O que é Simples Nacional
O Simples Nacional, criado pela Lei Complementar 123/2006, é um regime tributário diferenciado para microempresas (ME) e empresas de pequeno porte (EPP) com faturamento anual até R$ 4,8 milhões. Ele unifica oito tributos (IRPJ, CSLL, PIS, COFINS, IPI, ICMS, ISS e CPP) em um único pagamento mensal — o DAS.
É a opção tributária preferida por mais de 20 milhões de empresas no Brasil, justamente pela simplicidade operacional e pelas alíquotas iniciais reduzidas.
Anexos para serviços: III e V
Para serviços, dois anexos costumam ser relevantes: o Anexo III (alíquota inicial 6%) e o Anexo V (alíquota inicial 15,5%). A diferença entre eles depende do Fator R da empresa.
Existem também o Anexo IV (limpeza, vigilância, construção — 4,5% a 30,5% mas com encargos previdenciários separados) e o Anexo VI (extinto em 2018, fundido ao V).
- Anexo III — 6 faixas, de 6% a 33% (efetiva máxima ~19,5%). Aplica-se a serviços em geral e intelectuais com Fator R ≥ 28%.
- Anexo V — 6 faixas, de 15,5% a 30,5%. Aplica-se a serviços intelectuais cujo Fator R é < 28%.
- Anexo IV — 4,5% a 30,5%. Atividades específicas (limpeza, vigilância, obras). INSS patronal pago à parte.
Fator R — a chave do enquadramento
O Fator R é a razão entre a folha de pagamento dos últimos 12 meses (incluindo pró-labore e encargos) e o faturamento dos últimos 12 meses (RBT12). Quando o Fator R é ≥ 28%, empresas de serviços intelectuais migram do Anexo V para o Anexo III — economia tributária significativa.
Fórmula: Fator R = (Folha 12m + pró-labore 12m + encargos) ÷ RBT12. Estratégia comum: definir o pró-labore mensal exatamente em 28% do faturamento médio para garantir o enquadramento no Anexo III.
Cálculo da alíquota efetiva
A alíquota nominal da faixa não é o que se paga: a alíquota efetiva é menor. A fórmula é: Alíquota Efetiva = (RBT12 × alíquota nominal − parcela a deduzir) ÷ RBT12.
Exemplo: para RBT12 = R$ 240.000 (faixa 2 do Anexo III), alíquota efetiva = (240.000 × 11,2% − 9.360) ÷ 240.000 = 7,3%. Por isso o efetivo nessa faixa fica em torno de 7,3%, não 11,2%.
DAS, prazos e obrigações
O DAS (Documento de Arrecadação do Simples Nacional) é gerado mensalmente no Portal do Simples e vence até o dia 20 do mês seguinte ao da apuração. Atrasos sofrem multa de 0,33% ao dia (limitada a 20%) e juros Selic.

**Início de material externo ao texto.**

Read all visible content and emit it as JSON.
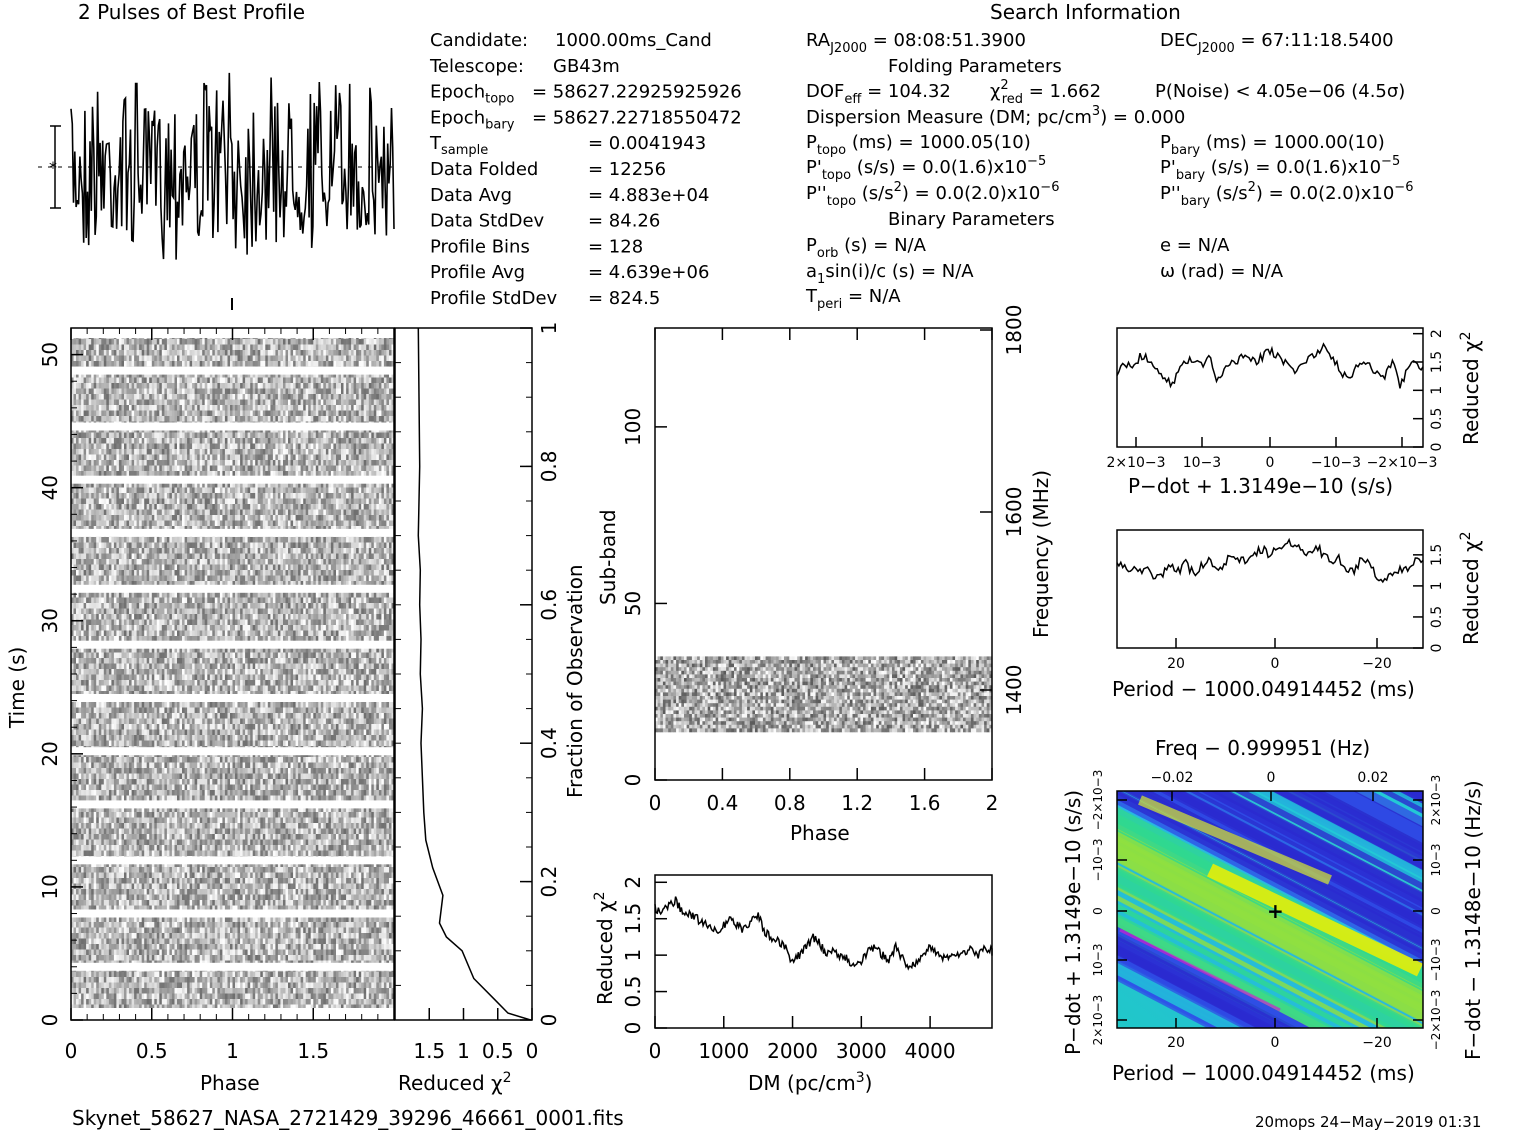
{
  "header": {
    "profile_title": "2 Pulses of Best Profile",
    "search_title": "Search Information",
    "folding_title": "Folding Parameters",
    "binary_title": "Binary Parameters"
  },
  "info": [
    {
      "label": "Candidate:  ",
      "value": "1000.00ms_Cand"
    },
    {
      "label": "Telescope:  ",
      "value": "GB43m"
    },
    {
      "label": "Epoch",
      "sub": "topo",
      "value": "= 58627.22925925926"
    },
    {
      "label": "Epoch",
      "sub": "bary",
      "value": "= 58627.22718550472"
    },
    {
      "label": "T",
      "sub": "sample",
      "value": "=  0.0041943"
    },
    {
      "label": "Data Folded",
      "value": "=  12256"
    },
    {
      "label": "Data Avg",
      "value": "=  4.883e+04"
    },
    {
      "label": "Data StdDev",
      "value": "=  84.26"
    },
    {
      "label": "Profile Bins",
      "value": "=  128"
    },
    {
      "label": "Profile Avg",
      "value": "=  4.639e+06"
    },
    {
      "label": "Profile StdDev",
      "value": "=  824.5"
    }
  ],
  "search": {
    "ra": {
      "label": "RA",
      "sub": "J2000",
      "value": " = 08:08:51.3900"
    },
    "dec": {
      "label": "DEC",
      "sub": "J2000",
      "value": " = 67:11:18.5400"
    },
    "dof": {
      "label": "DOF",
      "sub": "eff",
      "value": " = 104.32"
    },
    "chi": {
      "label": "χ",
      "sup": "2",
      "sub": "red",
      "value": " = 1.662"
    },
    "pnoise": "P(Noise) < 4.05e−06  (4.5σ)",
    "dm": {
      "text": "Dispersion Measure (DM; pc/cm",
      "sup": "3",
      "value": ") = 0.000"
    },
    "ptopo": {
      "label": "P",
      "sub": "topo",
      "value": " (ms) =  1000.05(10)"
    },
    "pbary": {
      "label": "P",
      "sub": "bary",
      "value": " (ms) =  1000.00(10)"
    },
    "pdtopo": {
      "label": "P'",
      "sub": "topo",
      "value": " (s/s) = 0.0(1.6)x10",
      "sup": "−5"
    },
    "pdbary": {
      "label": "P'",
      "sub": "bary",
      "value": " (s/s) = 0.0(1.6)x10",
      "sup": "−5"
    },
    "pddtopo": {
      "label": "P''",
      "sub": "topo",
      "value": " (s/s",
      "sup1": "2",
      "value2": ") = 0.0(2.0)x10",
      "sup": "−6"
    },
    "pddbary": {
      "label": "P''",
      "sub": "bary",
      "value": " (s/s",
      "sup1": "2",
      "value2": ") = 0.0(2.0)x10",
      "sup": "−6"
    },
    "porb": {
      "label": "P",
      "sub": "orb",
      "value": " (s) = N/A"
    },
    "ecc": "e = N/A",
    "a1": {
      "label": "a",
      "sub": "1",
      "value": "sin(i)/c (s) = N/A"
    },
    "omega": "ω (rad) = N/A",
    "tperi": {
      "label": "T",
      "sub": "peri",
      "value": " = N/A"
    }
  },
  "footer": {
    "filename": "Skynet_58627_NASA_2721429_39296_46661_0001.fits",
    "stamp": "20mops 24−May−2019 01:31"
  },
  "colors": {
    "ink": "#000000",
    "bg": "#ffffff",
    "map_low": "#2b2bd0",
    "map_mid": "#20c8d8",
    "map_hi": "#f0f000"
  },
  "chart_data": [
    {
      "type": "line",
      "title": "2 Pulses of Best Profile",
      "xlabel": "",
      "ylabel": "",
      "xlim": [
        0,
        2
      ],
      "note_series": "noise-like profile, 2 pulses, 128 bins each"
    },
    {
      "type": "heatmap",
      "name": "time_phase",
      "xlabel": "Phase",
      "ylabel": "Time (s)",
      "xlim": [
        0,
        2
      ],
      "ylim": [
        0,
        52
      ],
      "x_ticks": [
        "0",
        "0.5",
        "1",
        "1.5"
      ],
      "y_ticks": [
        "0",
        "10",
        "20",
        "30",
        "40",
        "50"
      ],
      "gap_times": [
        4.0,
        8.0,
        12.0,
        16.2,
        20.2,
        24.2,
        28.2,
        32.4,
        36.6,
        40.6,
        44.6,
        48.8
      ]
    },
    {
      "type": "line",
      "name": "time_chi2",
      "xlabel": "Reduced χ2",
      "ylabel": "Fraction of Observation",
      "xlim": [
        2,
        0
      ],
      "ylim": [
        0,
        1
      ],
      "x_ticks": [
        "1.5",
        "1",
        "0.5",
        "0"
      ],
      "y_ticks": [
        "0",
        "0.2",
        "0.4",
        "0.6",
        "0.8",
        "1"
      ],
      "x": [
        0.02,
        0.35,
        0.55,
        0.85,
        1.02,
        1.25,
        1.35,
        1.3,
        1.45,
        1.55,
        1.58,
        1.6,
        1.62,
        1.6,
        1.63,
        1.62,
        1.64,
        1.63,
        1.66,
        1.64,
        1.65,
        1.66
      ],
      "y": [
        0.0,
        0.01,
        0.03,
        0.06,
        0.1,
        0.12,
        0.14,
        0.18,
        0.22,
        0.26,
        0.3,
        0.35,
        0.4,
        0.45,
        0.5,
        0.55,
        0.6,
        0.65,
        0.7,
        0.8,
        0.9,
        1.0
      ]
    },
    {
      "type": "heatmap",
      "name": "subband_phase",
      "xlabel": "Phase",
      "ylabel": "Sub-band",
      "y2label": "Frequency (MHz)",
      "xlim": [
        0,
        2
      ],
      "ylim": [
        0,
        128
      ],
      "x_ticks": [
        "0",
        "0.4",
        "0.8",
        "1.2",
        "1.6",
        "2"
      ],
      "y_ticks": [
        "0",
        "50",
        "100"
      ],
      "y2_ticks": [
        "1400",
        "1600",
        "1800"
      ],
      "filled_subbands": [
        14,
        35
      ]
    },
    {
      "type": "line",
      "name": "dm_chi2",
      "xlabel": "DM (pc/cm3)",
      "ylabel": "Reduced χ2",
      "xlim": [
        0,
        4900
      ],
      "ylim": [
        0,
        2.1
      ],
      "x_ticks": [
        "0",
        "1000",
        "2000",
        "3000",
        "4000"
      ],
      "y_ticks": [
        "0",
        "0.5",
        "1",
        "1.5",
        "2"
      ],
      "x": [
        0,
        100,
        200,
        300,
        400,
        500,
        600,
        700,
        800,
        900,
        1000,
        1100,
        1200,
        1300,
        1400,
        1500,
        1600,
        1700,
        1800,
        1900,
        2000,
        2100,
        2200,
        2300,
        2400,
        2500,
        2600,
        2700,
        2800,
        2900,
        3000,
        3100,
        3200,
        3300,
        3400,
        3500,
        3600,
        3700,
        3800,
        3900,
        4000,
        4100,
        4200,
        4300,
        4400,
        4500,
        4600,
        4700,
        4800,
        4900
      ],
      "y": [
        1.65,
        1.6,
        1.7,
        1.75,
        1.6,
        1.55,
        1.5,
        1.45,
        1.4,
        1.35,
        1.4,
        1.5,
        1.4,
        1.35,
        1.45,
        1.55,
        1.3,
        1.25,
        1.2,
        1.1,
        0.9,
        1.0,
        1.1,
        1.25,
        1.15,
        1.0,
        1.05,
        1.0,
        0.95,
        0.85,
        0.9,
        1.05,
        1.1,
        1.0,
        0.95,
        1.1,
        0.95,
        0.85,
        0.9,
        1.0,
        1.1,
        1.05,
        0.95,
        1.0,
        1.0,
        1.05,
        1.1,
        1.0,
        1.1,
        1.05
      ]
    },
    {
      "type": "line",
      "name": "pdot_chi2",
      "xlabel": "P−dot + 1.3149e−10 (s/s)",
      "ylabel": "Reduced χ2",
      "x_ticks": [
        "2×10−3",
        "10−3",
        "0",
        "−10−3",
        "−2×10−3"
      ],
      "y_ticks": [
        "0",
        "0.5",
        "1",
        "1.5",
        "2"
      ],
      "ylim": [
        0,
        2.1
      ],
      "y": [
        1.3,
        1.45,
        1.4,
        1.6,
        1.55,
        1.35,
        1.25,
        1.1,
        1.3,
        1.5,
        1.55,
        1.45,
        1.6,
        1.2,
        1.35,
        1.5,
        1.55,
        1.65,
        1.5,
        1.6,
        1.7,
        1.6,
        1.5,
        1.35,
        1.4,
        1.55,
        1.6,
        1.85,
        1.6,
        1.4,
        1.2,
        1.35,
        1.5,
        1.45,
        1.3,
        1.25,
        1.5,
        1.1,
        1.35,
        1.5,
        1.4
      ]
    },
    {
      "type": "line",
      "name": "period_chi2",
      "xlabel": "Period − 1000.04914452 (ms)",
      "ylabel": "Reduced χ2",
      "x_ticks": [
        "20",
        "0",
        "−20"
      ],
      "y_ticks": [
        "0",
        "0.5",
        "1",
        "1.5"
      ],
      "ylim": [
        0,
        1.9
      ],
      "y": [
        1.35,
        1.3,
        1.25,
        1.2,
        1.3,
        1.1,
        1.2,
        1.3,
        1.25,
        1.35,
        1.2,
        1.3,
        1.4,
        1.25,
        1.35,
        1.5,
        1.45,
        1.35,
        1.55,
        1.6,
        1.5,
        1.6,
        1.65,
        1.7,
        1.6,
        1.55,
        1.65,
        1.5,
        1.4,
        1.45,
        1.3,
        1.2,
        1.45,
        1.35,
        1.15,
        1.1,
        1.2,
        1.25,
        1.3,
        1.4,
        1.45
      ]
    },
    {
      "type": "heatmap",
      "name": "period_pdot",
      "xlabel": "Period − 1000.04914452 (ms)",
      "ylabel": "P−dot + 1.3149e−10 (s/s)",
      "x2label": "Freq − 0.999951 (Hz)",
      "y2label": "F−dot − 1.3148e−10 (Hz/s)",
      "x_ticks": [
        "20",
        "0",
        "−20"
      ],
      "x2_ticks": [
        "−0.02",
        "0",
        "0.02"
      ],
      "y_ticks": [
        "2×10−3",
        "10−3",
        "0",
        "−10−3",
        "−2×10−3"
      ],
      "y2_ticks": [
        "−2×10−3",
        "−10−3",
        "0",
        "10−3",
        "2×10−3"
      ]
    }
  ]
}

Empresas no Simples ficam dispensadas da maioria das obrigações acessórias federais, mas permanecem obrigadas a entregar a DEFIS anual e o PGDAS-D mensal.
Quando sair do Simples
O Simples deixa de fazer sentido em duas situações: (1) faturamento próximo do teto de R$ 4,8M (a alíquota da 6ª faixa, 33% no Anexo III, supera o Lucro Presumido), e (2) Anexo V inevitável com folha pequena — em alguns cenários o Lucro Presumido sai mais barato.
Sempre simule antes de migrar: a opção pelo Lucro Presumido tem prazo (até o pagamento da 1ª cota de janeiro) e vale por todo o ano-calendário.
Estimativas curadas por faixa
Comparativo Anexo V por faixa
Perguntas frequentes
Qual o teto do Simples Nacional em 2026?
R$ 4,8 milhões de faturamento anual (RBT12). Acima disso, a empresa é desenquadrada e migra para Lucro Presumido ou Real.
Anexo III ou Anexo V — qual escolher?
Não é escolha livre. Empresas de serviços intelectuais ficam no Anexo III se o Fator R for ≥ 28%; senão, caem no Anexo V (mais caro). Aumentar o pró-labore costuma ser o caminho para subir o Fator R.
Como calcular a alíquota efetiva do Simples?
Alíquota Efetiva = (RBT12 × alíquota nominal − parcela a deduzir) ÷ RBT12. A nominal vale por faixa, e a parcela a deduzir é tabelada por faixa do anexo.
Posso ter pró-labore inferior ao salário mínimo?
Não. O pró-labore mínimo do sócio-administrador é o salário mínimo vigente — R$ 1.518 em 2026.
Qual a diferença entre Simples Nacional e MEI?
MEI é uma faixa especial do Simples para faturamento até R$ 81.000/ano e atividades específicas (CNAE permitido). Acima disso, ME ou EPP no Simples normal.